Caminar rápido después de los 40: los beneficios que encontró la ciencia


Un hábito tan simple como caminar a paso ligero podría tener un impacto significativo en la salud y la longevidad después de los 40 años. Así lo señalan distintas investigaciones científicas que destacan los beneficios de incorporar actividad física moderada de manera regular.

Según explicó Stuart Phillips, especialista en ciencias del ejercicio de la Universidad de McMaster, en Canadá, caminar con intensidad moderada puede contribuir a aumentar la esperanza de vida y reducir el riesgo de mortalidad. De acuerdo con los estudios citados por el experto, quienes realizan al menos 75 minutos semanales de caminata rápida pueden ganar cerca de dos años de vida, mientras que los beneficios aumentan a medida que se incrementa la cantidad de actividad física.

Las investigaciones también indican que las personas que alcanzan entre 150 y 299 minutos de ejercicio por semana podrían sumar hasta 3,4 años de esperanza de vida. En tanto, quienes superan los 450 minutos semanales registran ganancias aún mayores.

A estos datos se suma un estudio publicado en 2025 en el American Journal of Preventive Medicine, que analizó a cerca de 80.000 adultos. El trabajo concluyó que caminar rápido al menos 15 minutos por día está asociado con una reducción cercana al 20% en el riesgo de mortalidad general.

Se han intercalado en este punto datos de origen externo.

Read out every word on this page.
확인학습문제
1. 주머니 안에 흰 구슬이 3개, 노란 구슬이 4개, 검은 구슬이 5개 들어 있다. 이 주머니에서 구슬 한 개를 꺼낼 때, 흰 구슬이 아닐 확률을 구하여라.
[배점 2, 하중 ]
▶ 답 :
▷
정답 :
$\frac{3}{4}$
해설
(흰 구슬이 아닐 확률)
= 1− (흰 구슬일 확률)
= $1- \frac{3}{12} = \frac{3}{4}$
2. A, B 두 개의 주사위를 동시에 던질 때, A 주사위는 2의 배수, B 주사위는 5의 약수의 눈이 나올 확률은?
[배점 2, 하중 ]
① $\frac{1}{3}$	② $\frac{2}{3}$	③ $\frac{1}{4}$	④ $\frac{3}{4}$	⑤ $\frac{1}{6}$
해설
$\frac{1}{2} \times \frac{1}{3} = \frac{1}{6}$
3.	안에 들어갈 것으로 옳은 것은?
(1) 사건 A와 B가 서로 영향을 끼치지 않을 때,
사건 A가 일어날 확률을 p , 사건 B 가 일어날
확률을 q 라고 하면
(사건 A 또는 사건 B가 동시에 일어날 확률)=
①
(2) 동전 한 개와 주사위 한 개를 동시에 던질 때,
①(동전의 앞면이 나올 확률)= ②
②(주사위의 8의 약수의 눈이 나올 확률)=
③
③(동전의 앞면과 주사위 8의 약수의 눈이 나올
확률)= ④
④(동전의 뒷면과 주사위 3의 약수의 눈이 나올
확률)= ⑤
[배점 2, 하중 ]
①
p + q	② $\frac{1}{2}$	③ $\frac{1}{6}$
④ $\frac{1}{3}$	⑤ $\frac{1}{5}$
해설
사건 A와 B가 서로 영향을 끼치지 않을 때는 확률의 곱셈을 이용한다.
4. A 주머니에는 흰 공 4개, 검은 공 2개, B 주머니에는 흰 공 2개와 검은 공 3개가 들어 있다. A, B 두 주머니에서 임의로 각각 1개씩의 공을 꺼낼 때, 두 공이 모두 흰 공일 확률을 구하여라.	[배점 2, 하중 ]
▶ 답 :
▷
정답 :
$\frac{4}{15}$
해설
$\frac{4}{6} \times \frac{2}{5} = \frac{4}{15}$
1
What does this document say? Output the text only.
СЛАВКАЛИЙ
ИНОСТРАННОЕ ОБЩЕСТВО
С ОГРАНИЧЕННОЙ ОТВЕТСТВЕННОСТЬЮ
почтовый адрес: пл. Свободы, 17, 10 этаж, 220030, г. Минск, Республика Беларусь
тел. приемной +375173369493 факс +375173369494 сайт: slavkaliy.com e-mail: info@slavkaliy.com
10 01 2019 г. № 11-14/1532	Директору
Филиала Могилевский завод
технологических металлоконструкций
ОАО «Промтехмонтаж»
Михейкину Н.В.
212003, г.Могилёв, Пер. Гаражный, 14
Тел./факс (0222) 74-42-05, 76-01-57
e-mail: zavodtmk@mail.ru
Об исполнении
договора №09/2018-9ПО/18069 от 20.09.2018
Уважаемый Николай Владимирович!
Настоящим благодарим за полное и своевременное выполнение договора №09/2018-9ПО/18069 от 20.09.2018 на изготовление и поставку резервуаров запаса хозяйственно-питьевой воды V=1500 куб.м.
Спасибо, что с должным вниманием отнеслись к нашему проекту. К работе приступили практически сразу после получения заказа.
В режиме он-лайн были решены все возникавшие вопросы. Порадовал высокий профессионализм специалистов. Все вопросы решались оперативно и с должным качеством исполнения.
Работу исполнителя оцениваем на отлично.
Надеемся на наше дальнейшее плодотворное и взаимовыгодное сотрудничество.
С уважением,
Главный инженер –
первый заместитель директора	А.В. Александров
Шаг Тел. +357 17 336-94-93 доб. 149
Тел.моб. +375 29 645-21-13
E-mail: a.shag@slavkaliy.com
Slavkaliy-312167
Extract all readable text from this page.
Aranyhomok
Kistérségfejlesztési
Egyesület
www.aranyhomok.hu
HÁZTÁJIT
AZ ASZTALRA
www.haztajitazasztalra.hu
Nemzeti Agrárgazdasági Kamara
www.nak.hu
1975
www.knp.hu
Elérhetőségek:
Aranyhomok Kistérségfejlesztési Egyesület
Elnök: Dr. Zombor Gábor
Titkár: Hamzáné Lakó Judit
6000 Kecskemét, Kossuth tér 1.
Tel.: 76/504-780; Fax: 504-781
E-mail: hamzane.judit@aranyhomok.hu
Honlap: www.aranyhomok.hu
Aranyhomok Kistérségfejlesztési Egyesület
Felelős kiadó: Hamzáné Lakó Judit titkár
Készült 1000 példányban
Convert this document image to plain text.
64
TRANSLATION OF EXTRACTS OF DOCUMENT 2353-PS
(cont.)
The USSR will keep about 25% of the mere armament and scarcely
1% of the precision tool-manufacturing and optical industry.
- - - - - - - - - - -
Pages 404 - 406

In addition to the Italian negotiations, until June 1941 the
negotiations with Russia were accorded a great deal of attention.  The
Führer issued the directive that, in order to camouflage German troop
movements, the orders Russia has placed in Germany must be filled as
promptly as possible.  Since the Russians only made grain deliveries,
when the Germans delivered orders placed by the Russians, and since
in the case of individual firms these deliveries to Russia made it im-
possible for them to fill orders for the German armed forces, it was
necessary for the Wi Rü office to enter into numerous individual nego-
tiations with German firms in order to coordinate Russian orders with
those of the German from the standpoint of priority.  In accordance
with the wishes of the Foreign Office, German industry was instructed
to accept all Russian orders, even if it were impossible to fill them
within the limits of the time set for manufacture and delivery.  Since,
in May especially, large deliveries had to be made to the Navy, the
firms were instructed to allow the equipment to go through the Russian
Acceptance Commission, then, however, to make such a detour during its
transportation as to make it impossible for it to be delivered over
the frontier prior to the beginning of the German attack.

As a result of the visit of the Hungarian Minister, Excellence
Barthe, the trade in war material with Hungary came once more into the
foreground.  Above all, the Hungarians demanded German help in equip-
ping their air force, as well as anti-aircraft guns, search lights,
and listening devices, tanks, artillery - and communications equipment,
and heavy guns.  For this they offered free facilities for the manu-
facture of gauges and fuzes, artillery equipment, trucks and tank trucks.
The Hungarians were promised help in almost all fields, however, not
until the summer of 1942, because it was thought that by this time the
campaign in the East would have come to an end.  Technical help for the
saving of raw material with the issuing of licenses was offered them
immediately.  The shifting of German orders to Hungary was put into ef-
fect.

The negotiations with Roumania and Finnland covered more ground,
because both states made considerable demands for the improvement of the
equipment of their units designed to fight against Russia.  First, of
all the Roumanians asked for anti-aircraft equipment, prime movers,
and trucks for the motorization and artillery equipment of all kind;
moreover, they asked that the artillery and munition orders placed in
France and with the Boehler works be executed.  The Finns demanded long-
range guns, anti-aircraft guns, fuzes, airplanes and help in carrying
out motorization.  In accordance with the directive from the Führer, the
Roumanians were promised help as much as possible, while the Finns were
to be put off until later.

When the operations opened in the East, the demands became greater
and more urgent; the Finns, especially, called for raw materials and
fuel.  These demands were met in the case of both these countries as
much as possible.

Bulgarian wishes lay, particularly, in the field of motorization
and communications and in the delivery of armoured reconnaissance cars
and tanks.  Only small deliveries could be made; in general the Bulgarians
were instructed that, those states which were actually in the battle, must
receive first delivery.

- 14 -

Los investigadores destacaron además que los efectos positivos de este hábito se observaron en distintos grupos de población, independientemente de la edad o del nivel socioeconómico. Entre los principales beneficios mencionaron una mejor salud cardiovascular, una menor probabilidad de muerte prematura y una mejora general en la calidad de vida.

Por su accesibilidad y bajo costo, los especialistas consideran que incorporar caminatas rápidas a la rutina diaria es una de las estrategias más simples y efectivas para promover un envejecimiento más saludable.